Additional labels can be used to distinguish between multiple different instances of an application or across applications.

@amitsaha I agree that could, in theory, lead to a metric explosion. In practice, we don't have enough churn for this to occur.

For this discussion, I assume you refer to the process ID when you say "worker id".

I tried to recall the rationale behind pid_hash and I believe this was to avoid worker ID duplicates, e.g. if a pool runs long enough or (more likely) the container being restarted then you will have overlapping process IDs reported to Prometheus. In that case, you're not able to distinguish request count for workers anymore, e.g. worker X1 (PID 33) has 50k requests and 1 day later worker X2 (PID 33) has 3k requests.

Suggestions for other solutions to this problem are welcome!

Hi @estahn thanks for getting back on this.

Regarding the worker ID, I meant something like this. Each worker process irrespective of it's process ID is one of the N workers at any given point of time. So, if we assign a worker ID (like, 1, 2...N) to each worker, we can use that as an identifier. Then, we have a stable and a finite set of unique label values. However, as you mention that idea breaks for counter metrics. It would be fine for non-counter metrics of course since we are dealing with observations. However, may be we don't need counter metrics since prometheus gives us the count of each summary/histogram metrics for example automatically. What do you think?

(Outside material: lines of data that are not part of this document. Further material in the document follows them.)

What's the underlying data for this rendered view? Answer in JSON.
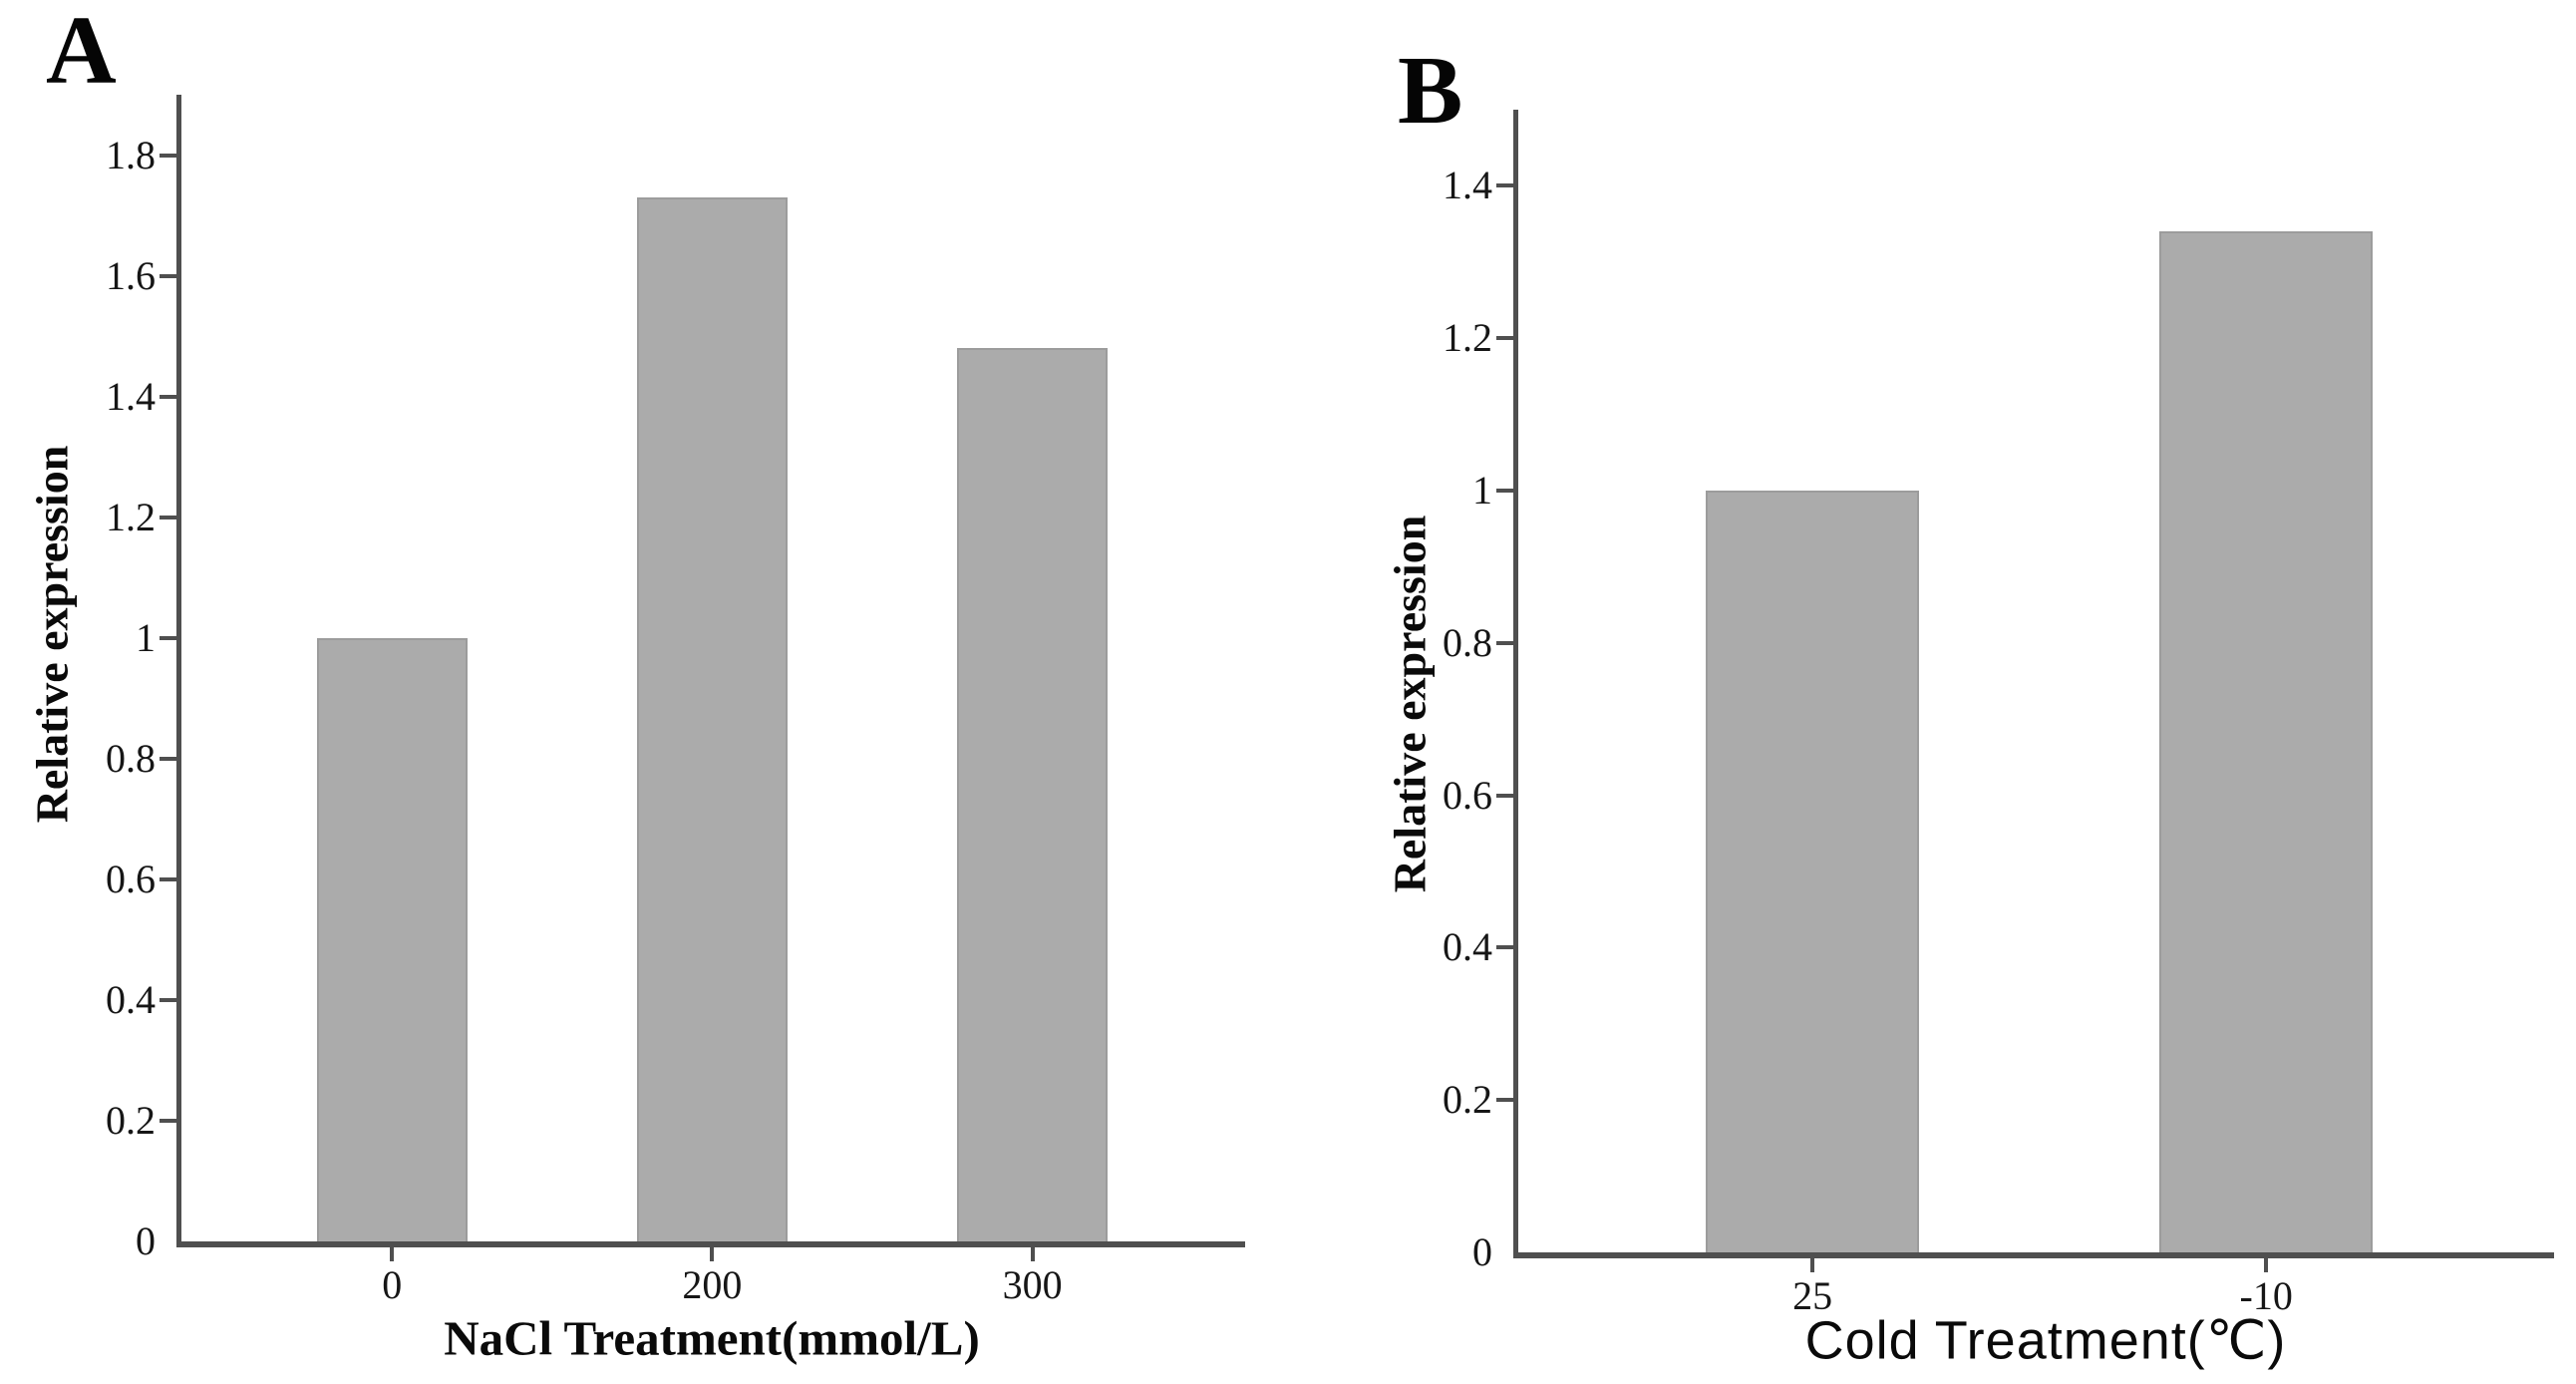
{
  "figure": {
    "background": "#ffffff",
    "bar_fill": "#ababab",
    "bar_edge": "#9c9c9c",
    "axis_color": "#4f4f4f",
    "text_color": "#111111"
  },
  "chart_data": [
    {
      "type": "bar",
      "panel_label": "A",
      "title": "",
      "xlabel": "NaCl Treatment(mmol/L)",
      "ylabel": "Relative expression",
      "categories": [
        "0",
        "200",
        "300"
      ],
      "values": [
        1.0,
        1.73,
        1.48
      ],
      "ylim": [
        0,
        1.9
      ],
      "yticks": [
        "0",
        "0.2",
        "0.4",
        "0.6",
        "0.8",
        "1",
        "1.2",
        "1.4",
        "1.6",
        "1.8"
      ],
      "grid": false,
      "legend": "none",
      "bar_centers_frac": [
        0.198,
        0.499,
        0.8
      ],
      "bar_width_frac": 0.142
    },
    {
      "type": "bar",
      "panel_label": "B",
      "title": "",
      "xlabel": "Cold Treatment(℃)",
      "ylabel": "Relative expression",
      "categories": [
        "25",
        "-10"
      ],
      "values": [
        1.0,
        1.34
      ],
      "ylim": [
        0,
        1.5
      ],
      "yticks": [
        "0",
        "0.2",
        "0.4",
        "0.6",
        "0.8",
        "1",
        "1.2",
        "1.4"
      ],
      "grid": false,
      "legend": "none",
      "bar_centers_frac": [
        0.284,
        0.722
      ],
      "bar_width_frac": 0.206
    }
  ]
}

@amitsaha I see what you mean. In this case, how would you determine the number of killed/restarted processes over time? Is there a way to count the counter reset?

@amitsaha After thinking about this a little another question came to mind. Assuming we implement this solution, how would you assign a worker ID (or index)? I see quite a couple of issues with keeping track of these indices, e.g.

  • Index 1: Process ID 55
  • Index 2: Process ID 70
  • Index 3: Process ID 99

If the process "Process ID 70" gets killed and a new process is forked (e.g. Process ID 130) would that be Index 2 or something else?